Section du Groupe de recherche Migration, politisation, mobilisation 

Responsables scientifiques :

Marie Bassi (Université Côte d’Azur-ERMES) bassi.marie@gmail.com
Pauline Brücker (Université de Rouen) po.brucker@gmail.com
Hélène Le Bail (Sciences Po-CERI) helene.lebail@sciencespo.fr
Mathilde Zederman (Université Paris-Nanterre) mathildezederman@hotmail.fr

L’une des ambitions scientifiques du Groupe de travail « Migration, politisation, mobilisation » est de penser les luttes sociales et politiques en migration dans leur diversité. Pour ce faire, nous travaillons au-delà des catégories d’action publique qui divisent les groupes sociaux et entravent une appréhension commune de ces luttes – telles que celles des travailleurs migrants, des enfants d’immigrés, des diasporas mobilisées vers leur pays d’origine ou encore des « soutiens » aux personnes en migration. Cette Section de Groupe vise à travailler cet enjeu des catégorisations et de leurs usages, notamment dans nos productions scientifiques, et en regard de celles mobilisées par les différents acteurs et actrices sur nos terrains respectifs.

Trois catégories apparaissent particulièrement sujettes à discussion : « exil », « exil politique » et « politisation ». En premier lieu, la catégorie d’exil et son corollaire, l’exilé, ont été très largement (re)mobilisées dans les discours publics et notamment militants, dans le prolongement de la crise de l’accueil de 2015. Un grand nombre de discours et de travaux se prévalent désormais de cette catégorie en vue de s’affranchir des catégories institutionnelles. Néanmoins, certain.es chercheur.es préfèrent partir de la diversité des termes utilisés par les personnes mobilisées – des catégories émiques à l’instar de celles de « sans-papiers », « d’émigré.es », d’« immigré.es », de « travailleur.euses », ou encore « d’artistes ». Comment dès lors comprendre que la catégorie d’exilé ne fasse pas consensus dans son utilisation alors même qu’elle cherche à dépasser les catégories d’action publique qui fragmentent les expériences des personnes en migration (entre réfugiés, immigrés, travailleurs migrants, déboutés du droit d’asile, clandestins, etc.) ? La catégorie d’exilé ne devient-elle qu’un synonyme de celle de réfugié, s’affranchissant simplement de la dichotomie « politique » et naturalisante entre « vrai » et « faux » réfugié ? Quels apports offre réellement l’usage de cette catégorie en termes de positionnement éthique, méthodologique et politique ? Comment comprendre que certain.es refusent de se voir qualifier d’exilé.e ? Le cas échéant, que vient dire ce refus du rapport de classe qui structure les différents groupes sociaux en migration ? Plus largement, que faire de l’écart qui peut exister entre catégories émiques et pratiques d’autocatégorisation d’un côté, et catégories scientifiques et pratiques de catégorisation exogènes de l’autre ?

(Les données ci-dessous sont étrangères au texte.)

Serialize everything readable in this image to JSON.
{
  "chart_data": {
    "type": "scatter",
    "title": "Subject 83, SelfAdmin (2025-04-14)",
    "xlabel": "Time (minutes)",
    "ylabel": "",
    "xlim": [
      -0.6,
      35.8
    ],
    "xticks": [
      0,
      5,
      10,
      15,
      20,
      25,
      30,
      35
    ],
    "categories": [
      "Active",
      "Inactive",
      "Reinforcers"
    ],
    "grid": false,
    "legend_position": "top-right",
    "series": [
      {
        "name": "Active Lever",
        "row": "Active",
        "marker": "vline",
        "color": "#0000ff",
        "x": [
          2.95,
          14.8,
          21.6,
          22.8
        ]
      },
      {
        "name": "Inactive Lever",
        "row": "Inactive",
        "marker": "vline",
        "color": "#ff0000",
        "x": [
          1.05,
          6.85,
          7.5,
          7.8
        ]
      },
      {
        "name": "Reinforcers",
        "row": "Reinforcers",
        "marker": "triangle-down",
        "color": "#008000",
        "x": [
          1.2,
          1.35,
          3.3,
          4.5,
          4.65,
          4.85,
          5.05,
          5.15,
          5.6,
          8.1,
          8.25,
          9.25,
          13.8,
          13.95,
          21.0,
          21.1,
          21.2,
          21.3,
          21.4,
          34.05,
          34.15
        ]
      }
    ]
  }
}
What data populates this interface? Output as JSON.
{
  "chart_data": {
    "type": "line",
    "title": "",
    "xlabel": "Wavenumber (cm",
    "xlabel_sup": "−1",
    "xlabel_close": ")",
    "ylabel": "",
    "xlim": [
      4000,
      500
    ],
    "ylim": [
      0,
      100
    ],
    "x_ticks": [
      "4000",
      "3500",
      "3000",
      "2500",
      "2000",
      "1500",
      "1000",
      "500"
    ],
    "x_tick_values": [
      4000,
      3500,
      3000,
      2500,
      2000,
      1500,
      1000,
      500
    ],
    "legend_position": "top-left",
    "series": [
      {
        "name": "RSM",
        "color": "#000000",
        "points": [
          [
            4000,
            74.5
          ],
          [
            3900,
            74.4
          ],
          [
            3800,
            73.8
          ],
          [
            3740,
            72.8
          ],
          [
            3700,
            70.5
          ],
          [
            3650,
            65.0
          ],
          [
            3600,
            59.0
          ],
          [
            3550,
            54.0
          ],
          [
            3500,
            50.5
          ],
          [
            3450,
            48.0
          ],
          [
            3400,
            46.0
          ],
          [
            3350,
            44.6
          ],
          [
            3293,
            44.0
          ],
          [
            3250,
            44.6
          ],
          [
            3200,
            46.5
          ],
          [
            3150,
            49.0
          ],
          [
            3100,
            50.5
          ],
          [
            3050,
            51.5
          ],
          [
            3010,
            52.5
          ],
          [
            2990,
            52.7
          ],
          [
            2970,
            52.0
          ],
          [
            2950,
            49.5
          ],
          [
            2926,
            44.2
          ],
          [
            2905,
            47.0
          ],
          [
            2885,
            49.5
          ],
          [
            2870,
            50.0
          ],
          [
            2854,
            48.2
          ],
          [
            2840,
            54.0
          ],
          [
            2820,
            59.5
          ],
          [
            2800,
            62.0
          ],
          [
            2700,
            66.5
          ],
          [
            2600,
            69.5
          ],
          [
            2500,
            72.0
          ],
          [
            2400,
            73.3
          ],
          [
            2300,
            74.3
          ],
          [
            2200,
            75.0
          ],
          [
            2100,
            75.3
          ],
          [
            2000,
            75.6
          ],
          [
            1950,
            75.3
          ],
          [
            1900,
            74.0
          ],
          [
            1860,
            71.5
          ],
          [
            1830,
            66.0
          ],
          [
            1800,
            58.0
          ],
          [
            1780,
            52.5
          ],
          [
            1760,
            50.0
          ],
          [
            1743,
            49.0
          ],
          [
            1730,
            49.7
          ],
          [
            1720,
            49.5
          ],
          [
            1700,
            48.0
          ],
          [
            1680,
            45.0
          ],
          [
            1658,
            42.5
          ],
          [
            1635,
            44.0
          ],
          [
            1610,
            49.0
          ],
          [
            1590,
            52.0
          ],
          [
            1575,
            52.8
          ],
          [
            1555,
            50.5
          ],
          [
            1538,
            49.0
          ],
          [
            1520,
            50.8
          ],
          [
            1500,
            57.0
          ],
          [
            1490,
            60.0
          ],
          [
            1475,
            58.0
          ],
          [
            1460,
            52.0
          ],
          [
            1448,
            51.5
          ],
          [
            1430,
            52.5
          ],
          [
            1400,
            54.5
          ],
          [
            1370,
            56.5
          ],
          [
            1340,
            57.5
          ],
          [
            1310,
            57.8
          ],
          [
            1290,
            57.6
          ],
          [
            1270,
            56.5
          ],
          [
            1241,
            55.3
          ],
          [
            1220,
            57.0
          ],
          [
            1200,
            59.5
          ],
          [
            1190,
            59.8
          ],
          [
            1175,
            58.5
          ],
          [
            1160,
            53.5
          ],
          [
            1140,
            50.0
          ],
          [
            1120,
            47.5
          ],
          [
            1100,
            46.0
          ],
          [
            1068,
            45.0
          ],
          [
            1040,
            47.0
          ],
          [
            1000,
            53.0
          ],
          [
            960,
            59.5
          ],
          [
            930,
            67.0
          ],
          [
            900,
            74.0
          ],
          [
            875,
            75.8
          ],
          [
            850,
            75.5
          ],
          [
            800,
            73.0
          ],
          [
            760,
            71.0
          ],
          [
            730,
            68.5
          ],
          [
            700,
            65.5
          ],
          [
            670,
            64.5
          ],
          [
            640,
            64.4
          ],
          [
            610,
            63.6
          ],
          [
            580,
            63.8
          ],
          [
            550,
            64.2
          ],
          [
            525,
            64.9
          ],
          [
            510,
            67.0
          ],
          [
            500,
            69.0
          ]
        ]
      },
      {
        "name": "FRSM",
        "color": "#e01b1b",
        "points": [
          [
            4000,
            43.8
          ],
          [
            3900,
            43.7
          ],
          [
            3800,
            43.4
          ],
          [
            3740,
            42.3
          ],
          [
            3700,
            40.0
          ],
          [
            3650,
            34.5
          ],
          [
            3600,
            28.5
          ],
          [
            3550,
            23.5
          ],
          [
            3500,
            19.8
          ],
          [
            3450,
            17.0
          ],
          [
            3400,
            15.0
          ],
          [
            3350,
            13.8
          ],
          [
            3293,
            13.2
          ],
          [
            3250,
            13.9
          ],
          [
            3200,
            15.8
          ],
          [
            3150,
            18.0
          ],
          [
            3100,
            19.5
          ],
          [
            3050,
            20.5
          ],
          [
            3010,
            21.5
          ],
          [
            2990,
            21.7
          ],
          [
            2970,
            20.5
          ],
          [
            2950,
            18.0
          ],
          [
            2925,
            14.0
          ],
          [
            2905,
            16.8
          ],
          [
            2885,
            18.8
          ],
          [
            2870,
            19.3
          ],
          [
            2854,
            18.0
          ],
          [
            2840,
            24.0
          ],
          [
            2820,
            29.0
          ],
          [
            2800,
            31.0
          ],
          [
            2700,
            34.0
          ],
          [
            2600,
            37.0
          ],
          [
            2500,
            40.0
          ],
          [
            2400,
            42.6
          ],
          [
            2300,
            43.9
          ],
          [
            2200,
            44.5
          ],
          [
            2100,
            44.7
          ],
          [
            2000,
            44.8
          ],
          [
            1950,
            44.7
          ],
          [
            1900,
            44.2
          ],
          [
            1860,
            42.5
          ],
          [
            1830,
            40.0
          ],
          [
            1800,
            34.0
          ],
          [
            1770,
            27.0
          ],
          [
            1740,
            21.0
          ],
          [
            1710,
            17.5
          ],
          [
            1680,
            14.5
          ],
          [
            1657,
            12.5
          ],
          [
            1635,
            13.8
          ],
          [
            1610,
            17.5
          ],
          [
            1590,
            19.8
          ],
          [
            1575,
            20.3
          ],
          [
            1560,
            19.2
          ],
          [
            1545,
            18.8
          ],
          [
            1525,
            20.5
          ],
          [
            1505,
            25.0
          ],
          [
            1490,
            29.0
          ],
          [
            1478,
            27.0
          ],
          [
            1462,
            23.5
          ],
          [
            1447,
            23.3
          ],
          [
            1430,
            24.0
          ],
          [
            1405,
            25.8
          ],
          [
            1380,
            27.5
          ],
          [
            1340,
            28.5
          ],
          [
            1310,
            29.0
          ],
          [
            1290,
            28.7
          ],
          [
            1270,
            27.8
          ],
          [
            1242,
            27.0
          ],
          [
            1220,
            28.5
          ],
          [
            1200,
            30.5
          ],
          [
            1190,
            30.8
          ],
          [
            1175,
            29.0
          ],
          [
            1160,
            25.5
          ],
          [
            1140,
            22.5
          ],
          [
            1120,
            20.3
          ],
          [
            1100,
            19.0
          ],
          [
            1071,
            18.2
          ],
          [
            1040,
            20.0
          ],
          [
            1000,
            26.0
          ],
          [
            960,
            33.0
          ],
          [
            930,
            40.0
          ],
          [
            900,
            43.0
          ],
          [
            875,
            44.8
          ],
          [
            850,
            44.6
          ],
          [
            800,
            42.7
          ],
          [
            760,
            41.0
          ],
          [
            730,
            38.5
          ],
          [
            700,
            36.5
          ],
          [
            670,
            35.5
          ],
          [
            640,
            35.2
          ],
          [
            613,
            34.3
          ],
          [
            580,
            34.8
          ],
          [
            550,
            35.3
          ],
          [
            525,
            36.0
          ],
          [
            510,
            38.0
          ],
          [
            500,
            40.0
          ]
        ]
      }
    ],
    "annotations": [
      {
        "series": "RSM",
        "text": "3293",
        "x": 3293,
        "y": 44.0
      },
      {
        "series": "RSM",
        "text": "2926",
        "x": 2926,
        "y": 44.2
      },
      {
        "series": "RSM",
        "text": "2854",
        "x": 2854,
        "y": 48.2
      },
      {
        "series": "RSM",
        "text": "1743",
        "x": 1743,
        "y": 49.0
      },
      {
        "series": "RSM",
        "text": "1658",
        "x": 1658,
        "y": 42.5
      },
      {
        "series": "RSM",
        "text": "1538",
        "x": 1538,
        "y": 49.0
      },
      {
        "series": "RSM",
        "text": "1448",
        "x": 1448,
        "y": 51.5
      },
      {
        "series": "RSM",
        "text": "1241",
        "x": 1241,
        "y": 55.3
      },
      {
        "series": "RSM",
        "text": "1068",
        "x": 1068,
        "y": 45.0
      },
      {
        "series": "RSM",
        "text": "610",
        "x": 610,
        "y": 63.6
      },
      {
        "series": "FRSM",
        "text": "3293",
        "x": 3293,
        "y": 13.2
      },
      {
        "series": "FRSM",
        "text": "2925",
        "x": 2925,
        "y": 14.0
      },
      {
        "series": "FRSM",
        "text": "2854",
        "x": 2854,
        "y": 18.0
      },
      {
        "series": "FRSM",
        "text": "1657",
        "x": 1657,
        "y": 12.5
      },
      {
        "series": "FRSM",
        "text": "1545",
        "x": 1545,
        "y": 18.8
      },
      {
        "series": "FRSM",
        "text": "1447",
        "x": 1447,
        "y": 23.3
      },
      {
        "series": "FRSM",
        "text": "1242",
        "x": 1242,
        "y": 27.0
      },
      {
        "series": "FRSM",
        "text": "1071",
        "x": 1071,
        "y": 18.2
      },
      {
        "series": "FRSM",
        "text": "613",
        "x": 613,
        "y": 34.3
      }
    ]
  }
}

En deuxième lieu, choisir le concept d’exil et utiliser la catégorie d’exilé posent directement la question du rapport au politique. La notion d’exil véhicule souvent l’image d’une migration politique, à savoir des personnes déplacées du fait de bouleversements géopolitiques, de situations de répression et d’exclusion dans les pays d’origine, ou des personnes en fuite du fait de leur engagement politique. Les représentations des exilé.es alternent entre victimes et acteur-trices des tensions politiques. Dans quelle mesure est-il possible de dépasser cette dichotomie essentialisante et de donner une définition empirique plus large au concept de sujet politique en prenant en compte une diversité de pratiques politiques ?

Enfin, la notion de politisation recouvre, en fonction des contextes et des travaux, de nombreuses significations, tout particulièrement lorsque l’on adopte une perspective transnationale, multisituée et longitudinale, comme nous le faisons dans le cadre de ce groupe de travail. Comment comprendre les effets des espaces temps propres à l’exil sur les formes de rapports au politique ? Comment les savoirs et les représentations héritées de différents contextes se combinent-ils et viennent-ils configurer le capital politique des exilés ? Peut-on parler de « repolitisation » et de « dépolitisation » ?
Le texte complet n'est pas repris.